The vision and intent that animated Dua Lipa is nowhere to be found here. Closing track "Boys Will Be Boys" is a one-size-fits-all feminist anthem, its bizarre chorus of "boys will be boys / but girls will be women" a sharp 180-degree-turn from its quietly profound, sisterhood-invoking predecessor "New Rules." "If you're offended by this song, you're clearly doing something wrong," Lipa sings on the song's soaring bridge. It feels like the people most likely to be offended by "Boys Will Be Boys" are those who find its sloganeering and pandering universality insultingly lowest-common-denominator, as opposed to misogynists or chauvinists.

Occasionally, the sparks Lipa created on her debut album make themselves apparent, reminding a listener what could have been.

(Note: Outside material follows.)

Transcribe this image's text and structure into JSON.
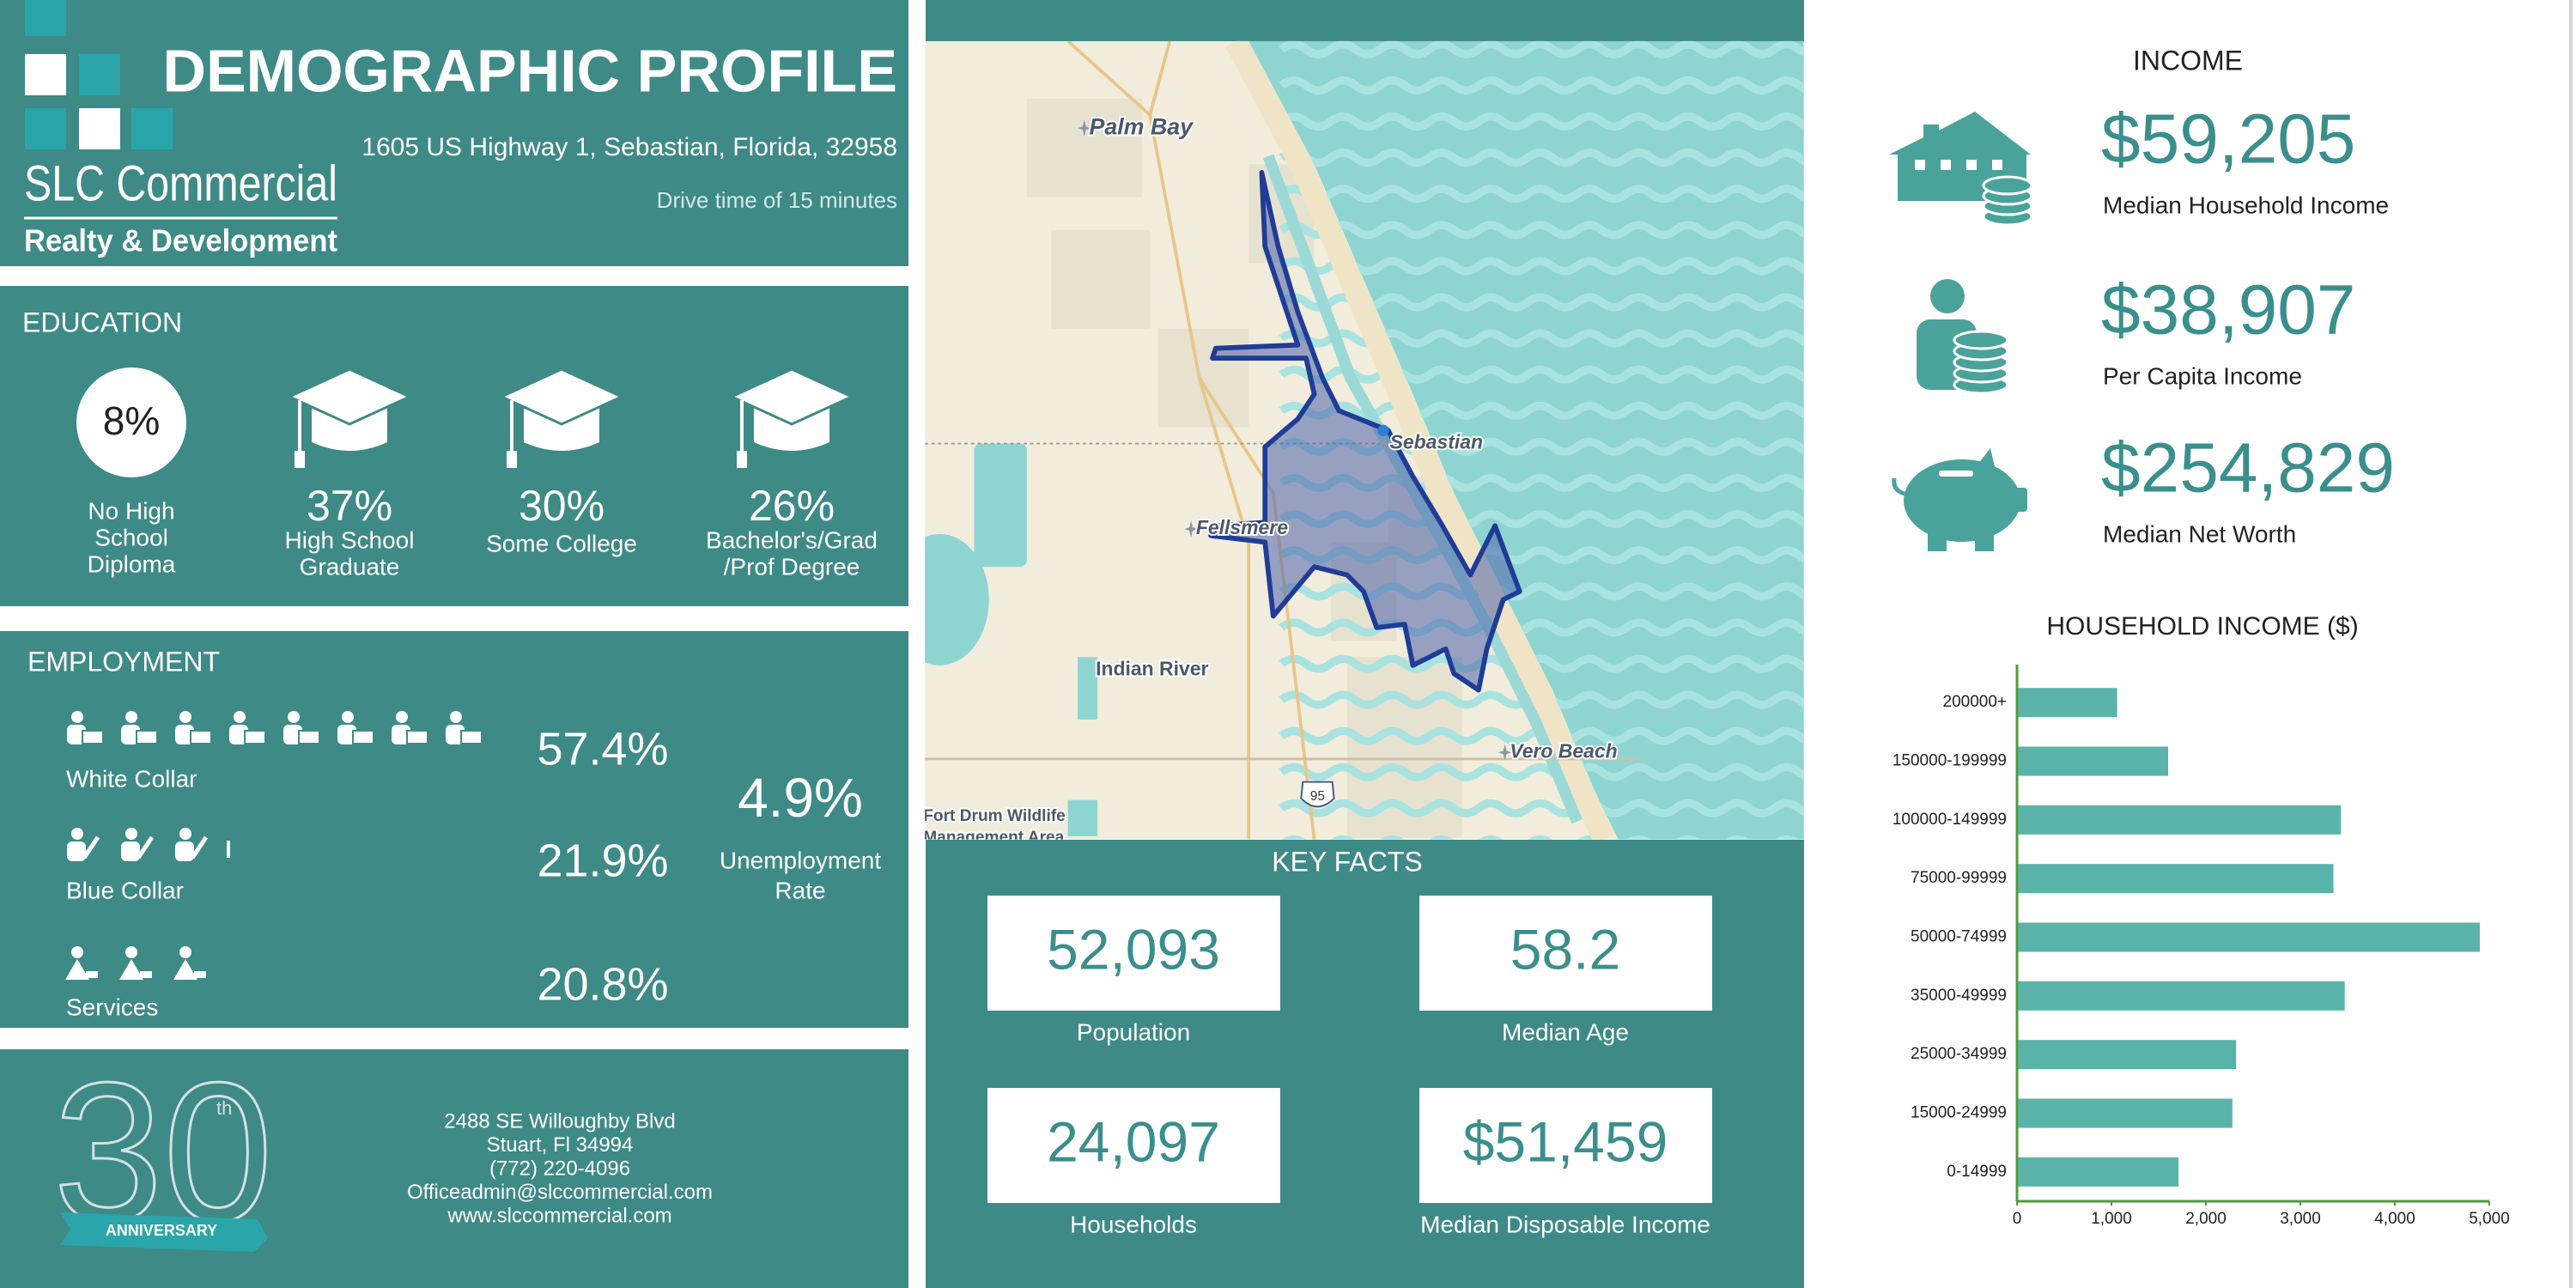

The paranoid disco of "Love Again" is a more successful pastiche than what appears on the rest of the record, but perhaps best is "Good in Bed," a Lily Allen-style kiss-off that finds Lipa flaunting all the wit and personality that made her such an appealing star to begin with.

That Future Nostalgia arrived with a fizzle, as opposed to a bang, is not, and should not be, a death sentence. "Don't Start Now" and the rest of Lipa's enviable back-catalogue of hits already serve as a standard-bearing canon for the small cluster of mainstream pop artists not making trap-inspired music. Realistically, Future Nostalgia is the victim of expectations set too high and a pop market wanting every angle from a single artist. From the beginning, though, Lipa's X-factor was her workhorse persistence and ability to make low-concept music seem vital and endearing. "Chang[ing] the game" is a lofty goal held by all-too-many pop stars who burn bright and fast. Playing the game in front of you, on the other hand, takes real guts.